EEF dismisses calls for boardroom quotas for women

Manufacturers' organisation EEF has said more steps should be taken to end male dominance in manufacturing companies' boards, but it dismissed proposals for fixing quotas to boost the number.

In its just released "Women in Manufacturing" report, EEF said that nearly 21 per cent of directorships at FTSE 100 manufacturing companies are now held by women, and suggested that the industry should shed its "dirty & unglamorous" image to boost gender balance in boardrooms.

It revealed that women accounts for 64 of the 305 board seats at twenty-eight manufacturing companies in the FTSE 100.

But, it stressed that it should be done by nurturing young talent by encouraging girls at schools to study Stem subjects - science, technology, engineering and mathematics, and not by fixing quotas for women in boardrooms.

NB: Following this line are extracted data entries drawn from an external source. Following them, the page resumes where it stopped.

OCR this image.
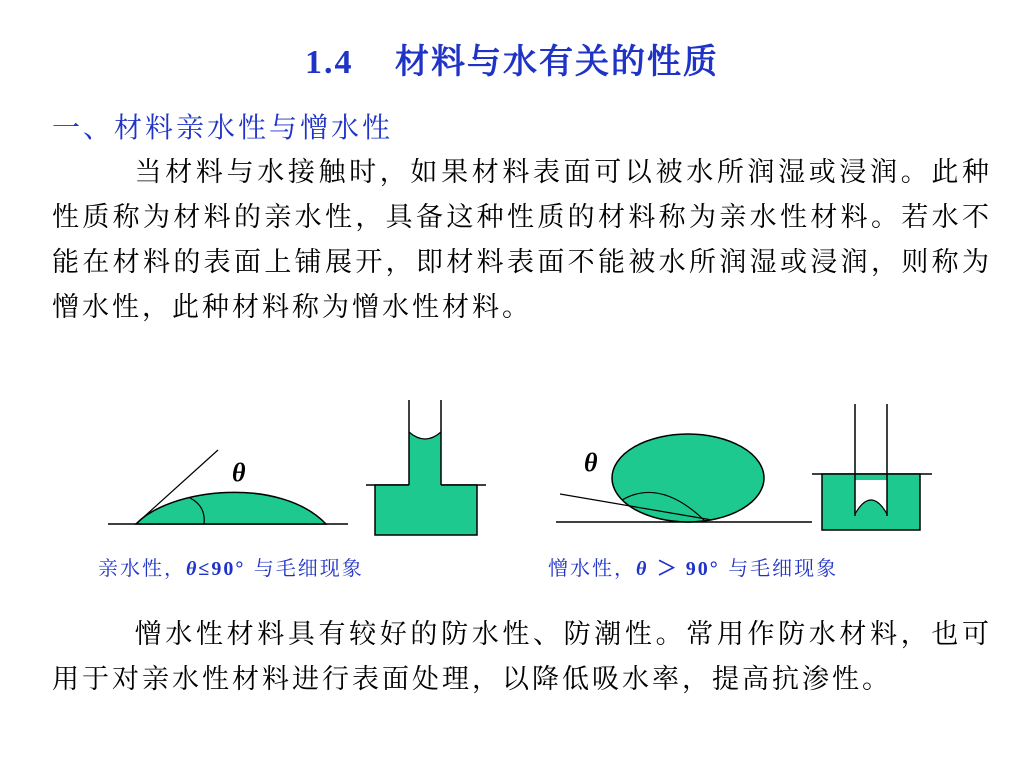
1.4 材料与水有关的性质
一、材料亲水性与憎水性
当材料与水接触时，如果材料表面可以被水所润湿或浸润。此种性质称为材料的亲水性，具备这种性质的材料称为亲水性材料。若水不能在材料的表面上铺展开，即材料表面不能被水所润湿或浸润，则称为憎水性，此种材料称为憎水性材料。
θ	θ
亲水性，θ≤90° 与毛细现象	憎水性，θ ＞ 90° 与毛细现象
憎水性材料具有较好的防水性、防潮性。常用作防水材料，也可用于对亲水性材料进行表面处理，以降低吸水率，提高抗渗性。
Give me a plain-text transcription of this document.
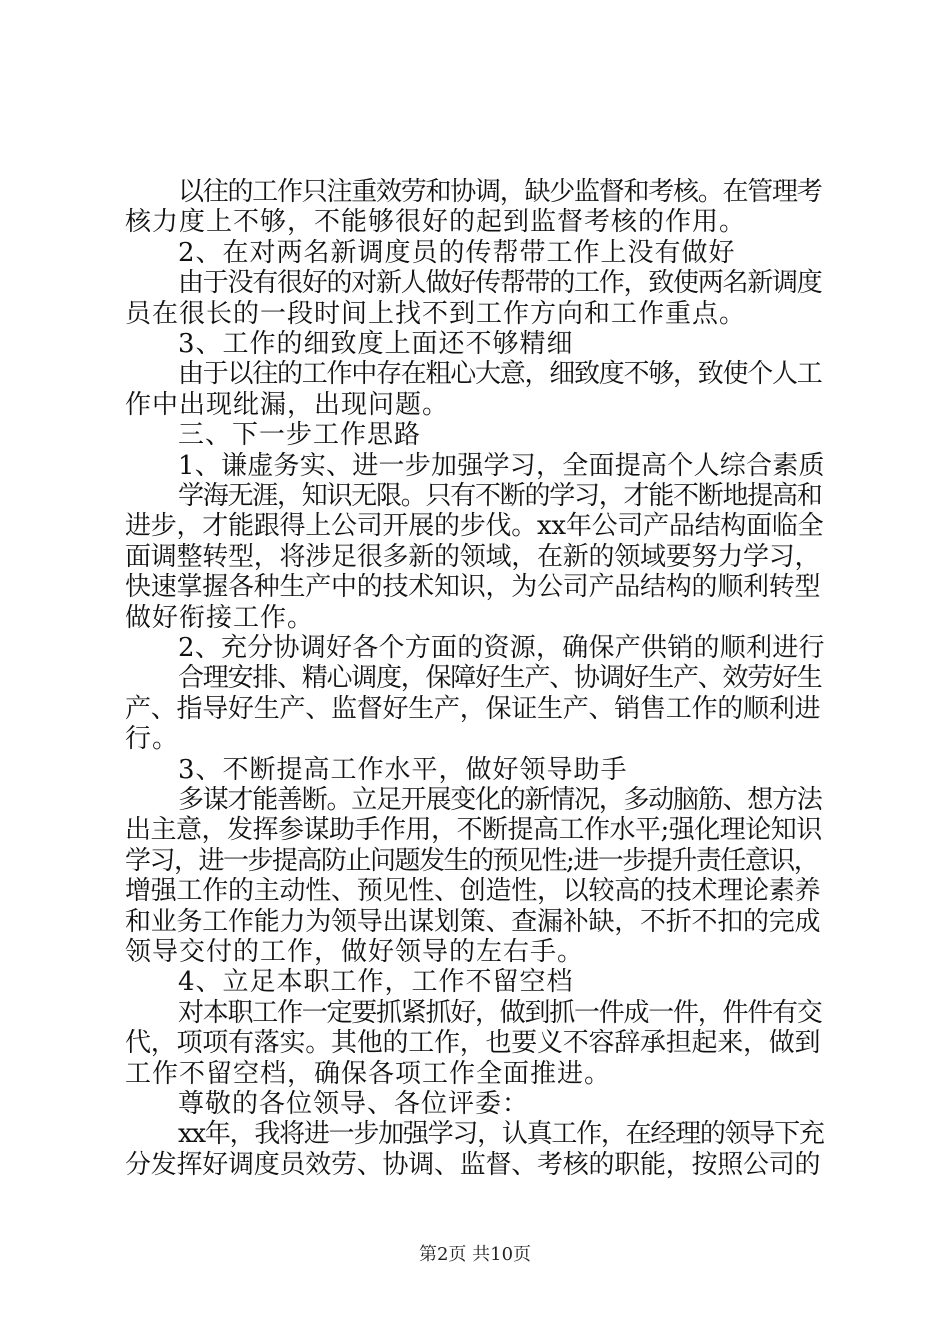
以往的工作只注重效劳和协调，缺少监督和考核。在管理考
核力度上不够，不能够很好的起到监督考核的作用。
2、在对两名新调度员的传帮带工作上没有做好
由于没有很好的对新人做好传帮带的工作，致使两名新调度
员在很长的一段时间上找不到工作方向和工作重点。
3、工作的细致度上面还不够精细
由于以往的工作中存在粗心大意，细致度不够，致使个人工
作中出现纰漏，出现问题。
三、下一步工作思路
1、谦虚务实、进一步加强学习，全面提高个人综合素质
学海无涯，知识无限。只有不断的学习，才能不断地提高和
进步，才能跟得上公司开展的步伐。xx年公司产品结构面临全
面调整转型，将涉足很多新的领域，在新的领域要努力学习，
快速掌握各种生产中的技术知识，为公司产品结构的顺利转型
做好衔接工作。
2、充分协调好各个方面的资源，确保产供销的顺利进行
合理安排、精心调度，保障好生产、协调好生产、效劳好生
产、指导好生产、监督好生产，保证生产、销售工作的顺利进
行。
3、不断提高工作水平，做好领导助手
多谋才能善断。立足开展变化的新情况，多动脑筋、想方法
出主意，发挥参谋助手作用，不断提高工作水平;强化理论知识
学习，进一步提高防止问题发生的预见性;进一步提升责任意识，
增强工作的主动性、预见性、创造性，以较高的技术理论素养
和业务工作能力为领导出谋划策、查漏补缺，不折不扣的完成
领导交付的工作，做好领导的左右手。
4、立足本职工作，工作不留空档
对本职工作一定要抓紧抓好，做到抓一件成一件，件件有交
代，项项有落实。其他的工作，也要义不容辞承担起来，做到
工作不留空档，确保各项工作全面推进。
尊敬的各位领导、各位评委：
xx年，我将进一步加强学习，认真工作，在经理的领导下充
分发挥好调度员效劳、协调、监督、考核的职能，按照公司的
第2页 共10页
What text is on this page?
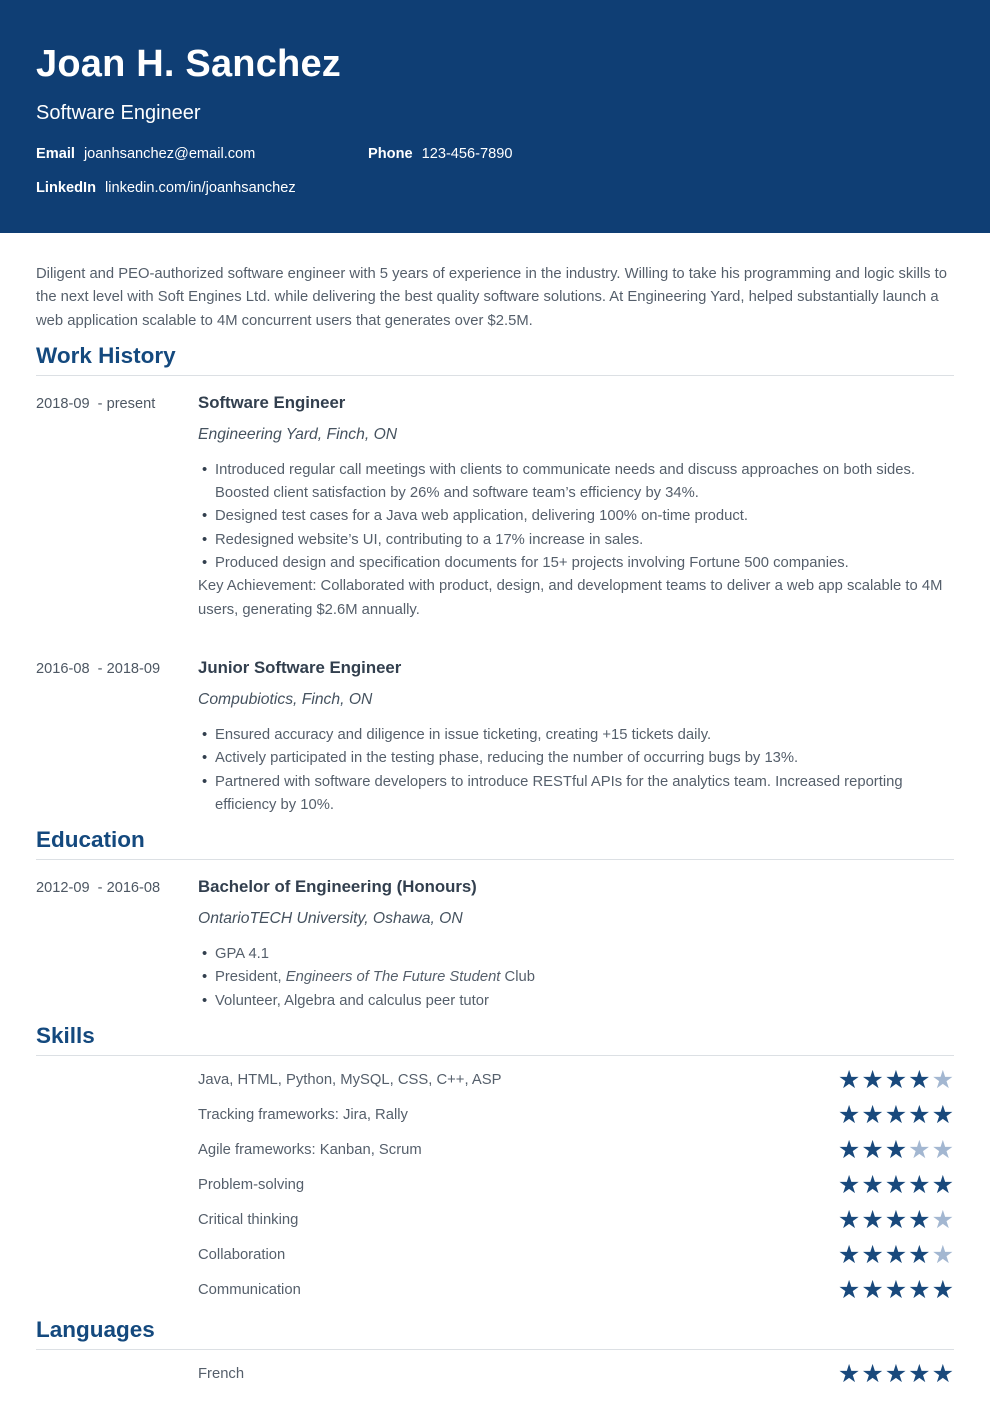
Joan H. Sanchez
Software Engineer
Email joanhsanchez@email.com	Phone 123-456-7890
LinkedIn linkedin.com/in/joanhsanchez

Diligent and PEO-authorized software engineer with 5 years of experience in the industry. Willing to take his programming and logic skills to the next level with Soft Engines Ltd. while delivering the best quality software solutions. At Engineering Yard, helped substantially launch a web application scalable to 4M concurrent users that generates over $2.5M.

Work History
2018-09  - present	Software Engineer
Engineering Yard, Finch, ON
• Introduced regular call meetings with clients to communicate needs and discuss approaches on both sides. Boosted client satisfaction by 26% and software team’s efficiency by 34%.
• Designed test cases for a Java web application, delivering 100% on-time product.
• Redesigned website’s UI, contributing to a 17% increase in sales.
• Produced design and specification documents for 15+ projects involving Fortune 500 companies.

Key Achievement: Collaborated with product, design, and development teams to deliver a web app scalable to 4M users, generating $2.6M annually.

2016-08  - 2018-09	Junior Software Engineer
Compubiotics, Finch, ON
• Ensured accuracy and diligence in issue ticketing, creating +15 tickets daily.
• Actively participated in the testing phase, reducing the number of occurring bugs by 13%.
• Partnered with software developers to introduce RESTful APIs for the analytics team. Increased reporting efficiency by 10%.
Education
2012-09  - 2016-08	Bachelor of Engineering (Honours)
OntarioTECH University, Oshawa, ON
• GPA 4.1
• President, Engineers of The Future Student Club
• Volunteer, Algebra and calculus peer tutor
Skills
Java, HTML, Python, MySQL, CSS, C++, ASP	★ ★ ★ ★ ★
Tracking frameworks: Jira, Rally	★ ★ ★ ★ ★
Agile frameworks: Kanban, Scrum	★ ★ ★ ★ ★
Problem-solving	★ ★ ★ ★ ★
Critical thinking	★ ★ ★ ★ ★
Collaboration	★ ★ ★ ★ ★
Communication	★ ★ ★ ★ ★
Languages
French	★ ★ ★ ★ ★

Terry Scuoler, chief executive of the EEF, said, "Many of the leading women in manufacturing are equally clear - quotas are not the answer. They advocate evolution, not revolution . but, this isn't just about what we as manufacturers can do. The work starts in the classroom."

The report also featured North East businesswoman Jacqui Miller as an inspiring example of female who reached a senior level in the manufacturing sector. Ms Miller is the global sales & marketing director at Cramlington-based Miller UK, which was established in 1978.